20 January 2020

Start in Scotland. While English footpaths are enshrined by tradition, and vigorously defended by dog-walkers and ramblers, in Scotland there is something called the Scottish Outdoor Access Code. This allows anyone to walk anywhere they choose so long as it's not a garden or a commercial property. This confers, if anything, even greater rights.

Take Blervie House, a 40-minute drive from Inverness, that basks in a sunny microclimate near the Moray Firth. It's a substantial property set in an estate spreading over 250 acres: there are plenty of very long walks you can do from the door. If you'd prefer to ride this can be arranged too: Blervie House has its own stabling, so your horses can also stay B&B and head out for rides 25 miles long, and in all that distance only cross one road.

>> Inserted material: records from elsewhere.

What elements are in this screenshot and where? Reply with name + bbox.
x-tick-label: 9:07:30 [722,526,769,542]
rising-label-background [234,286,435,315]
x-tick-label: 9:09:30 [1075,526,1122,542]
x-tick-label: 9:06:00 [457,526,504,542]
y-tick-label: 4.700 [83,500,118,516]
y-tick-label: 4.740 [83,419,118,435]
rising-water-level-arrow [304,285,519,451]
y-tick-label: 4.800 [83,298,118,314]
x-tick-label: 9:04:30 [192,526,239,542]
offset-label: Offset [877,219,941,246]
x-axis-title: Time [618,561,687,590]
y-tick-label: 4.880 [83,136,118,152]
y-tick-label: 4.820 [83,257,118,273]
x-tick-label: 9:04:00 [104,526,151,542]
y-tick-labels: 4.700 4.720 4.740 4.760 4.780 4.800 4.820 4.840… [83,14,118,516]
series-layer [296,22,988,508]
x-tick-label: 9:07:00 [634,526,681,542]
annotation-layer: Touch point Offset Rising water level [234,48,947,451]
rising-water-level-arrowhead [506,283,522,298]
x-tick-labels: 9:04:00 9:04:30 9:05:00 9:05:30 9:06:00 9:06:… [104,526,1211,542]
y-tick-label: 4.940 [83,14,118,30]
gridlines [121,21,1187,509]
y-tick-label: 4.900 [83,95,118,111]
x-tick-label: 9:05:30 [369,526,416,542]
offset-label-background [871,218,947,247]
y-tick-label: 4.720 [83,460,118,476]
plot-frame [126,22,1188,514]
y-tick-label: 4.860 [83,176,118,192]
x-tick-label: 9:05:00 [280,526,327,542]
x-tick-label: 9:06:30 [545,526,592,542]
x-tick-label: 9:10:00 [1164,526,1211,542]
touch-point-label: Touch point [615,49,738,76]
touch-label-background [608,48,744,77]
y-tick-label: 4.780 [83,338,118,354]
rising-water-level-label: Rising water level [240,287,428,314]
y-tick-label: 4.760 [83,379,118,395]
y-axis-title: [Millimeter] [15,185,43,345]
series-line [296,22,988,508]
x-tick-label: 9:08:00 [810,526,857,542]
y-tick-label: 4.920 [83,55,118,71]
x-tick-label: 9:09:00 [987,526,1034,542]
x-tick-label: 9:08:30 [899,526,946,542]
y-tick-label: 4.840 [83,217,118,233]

Jump in your car and your choices expand. There are river walks, beach walks, mountain hikes and more. Established trails in the area include the Dava Way, the Speyside Way and the Moray Coastal Trail. In June there is also the Moray Outdoor Walking Festival, a 12-day walking junket that offers phenomenal hikes.

Drop down to Wales and The Old Vicarage is a mile from Offa's Dyke, the well-trodden trail that marks the traditional border between England and Wales. This is always busy. The nearby Mortimer Trail, heading back into England to Ludlow, is quieter. But you can avoid the crowds completely: there are countless walks from the door here that head off across the hills along the Radnorshire/Herefordshire border where you'll never pass a soul. Your hosts here have devised a range of their favourite walks, allowing you to set out for as little as one hour or as many as three. With a choice of B&B or self-catering accommodation available at The Old Vicarage, this is a perfect base from which to explore this beautifully rural part of Wales.

Head south to Pembrokeshire and there are two Wolsey Lodges that are great for Walkers. The Pembrokeshire Coast Path is one of the UK's most stunning walks, covering 186 sinuous miles around a dramatic coastline. This presents as good a reason as any to stop at Fishguard, as used to film 'Under Milkwood'. Under Milwood was not an especially cheerful film though. After a taste of atmospheric rural Wales make the short climb up to The Manor Town House in the Upper Town where you'll find a whole other world. Store your bikes if you have them, rent bikes if you want them, but otherwise just settle back and drink in the spectacular views. 

The Pembrokeshire Coastal Path has recently been voted the 3rd best walking route in the world, so stick with it until you get to Pembroke and then from here it's a level three miles (cutting something of a corner) to reach Elm Grove Country House. Set just by the tiny village of St Florence near Tenby, this is perfect for countless walks in the Pembrokeshire Coast National Park and your hosts here do everything they can to help. They have a large database of walking maps which they can print as required, all rooms have thermos flasks you can take out for your hike, and they'll also advise on pubs and cafes along your chosen route. There's a page on their website that gives further details.

Let's not forget our Wolsey Lodges in Ireland. Temple House in County Sligo has a very relaxed attitude to walking. Most of the time they just release you into the grounds. It's in a thousand acres of rolling parkland, with its own lake, boathouse (with boats you're welcome to use), ruins and woodlands, and they take pride in never yet having lost a guest.

There's a growing interest in walking in Ireland though, and Sligo Walks is a good place to choose some specific expeditions that suit your fitness levels and interests. They also have two local guides who can take guests on specialised walks, focussing either on history or nature. Further details can be found on Temple House's website.

Whether you're in Wales, Eire, or Scotland, Wolsey Lodges has a walk for you. And a place to stay.